With the way levelups work in Valor, unfortunately, we're going to be picking between MIN, RES, and hypothetically AGI every level, since VIG and SPR are locked in by her subclass (and Valor's most basic optimization routine, which is keeping two stats capped), and I think it'd benefit Deeds personally to focus on RES for some of these locked vote choices. Then again, we can always get that up a little and then focus on research rather than self-discovery.

On the plus side, unlike vanilla Valor, I believe Talia said we'll be able to buy multiple levels in a proficiency (which is an optional rule that hasn't been officially published yet, IIRC). On the gripping side, I think it's a Slow level cap, which means we'll only get the option every five levels after 1st (6, 11, 16).
 
We've been thinking of this as a refugee crisis, because that's what it felt like to us. To the Mundanes, it looks like something very, very different.

YUP. One of the things we missed getting from our failed Lore roll? The relative population of the isekai'd adventurers to the city of Viacruz. Let's just say that if they'd let everyone in, the population probably would have doubled in size.
 
With the way levelups work in Valor, unfortunately, we're going to be picking between MIN, RES, and hypothetically AGI every level, since VIG and SPR are locked in by her subclass (and Valor's most basic optimization routine, which is keeping two stats capped), and I think it'd benefit Deeds personally to focus on RES for some of these locked vote choices. Then again, we can always get that up a little and then focus on research rather than self-discovery.

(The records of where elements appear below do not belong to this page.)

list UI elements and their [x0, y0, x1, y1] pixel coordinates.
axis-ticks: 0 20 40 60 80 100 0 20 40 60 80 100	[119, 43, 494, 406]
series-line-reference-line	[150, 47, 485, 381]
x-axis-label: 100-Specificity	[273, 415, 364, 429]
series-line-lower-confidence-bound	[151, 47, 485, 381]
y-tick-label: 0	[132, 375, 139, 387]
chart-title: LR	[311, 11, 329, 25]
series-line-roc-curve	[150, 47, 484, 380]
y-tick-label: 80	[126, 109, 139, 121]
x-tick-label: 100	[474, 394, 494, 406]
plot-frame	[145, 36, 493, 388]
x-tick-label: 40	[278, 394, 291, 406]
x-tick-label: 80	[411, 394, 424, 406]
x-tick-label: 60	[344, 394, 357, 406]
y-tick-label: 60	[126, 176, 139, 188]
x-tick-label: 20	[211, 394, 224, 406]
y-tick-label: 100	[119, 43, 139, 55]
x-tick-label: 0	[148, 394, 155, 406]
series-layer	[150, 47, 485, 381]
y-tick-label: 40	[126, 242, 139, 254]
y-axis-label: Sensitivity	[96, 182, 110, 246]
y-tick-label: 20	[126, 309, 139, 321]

On the plus side, unlike vanilla Valor, I believe Talia said we'll be able to buy multiple levels in a proficiency (which is an optional rule that hasn't been officially published yet, IIRC). On the gripping side, I think it's a Slow level cap, which means we'll only get the option every five levels after 1st (6, 11, 16).
Very useful info. Yeah, if the choice is between exercising Mind and exercising Resolve, Resolve is probably the play for now. 😑 And the chance to buy more Lorewise at 6th is something to look forward to - 6th level, 3 Mind, and a double proficiency would be enough to make at least the DC 10 checks fairly consistently.
 
The worst part is, it's both.

The problem with that is... that's usually referred to by another name, especially if they're mercenaries:

"Bandit problems" and "instability".
 
The worst part is, it's both.

The problem with that is... that's usually referred to by another name, especially if they're mercenaries:

"Bandit problems" and "instability".
...ah. Yeah, I guess even if we're not dealing with the more traditional cause (i.e. someone raised a mercenary army and then didn't survive to pay them), the end result is somewhat the same, isn't it?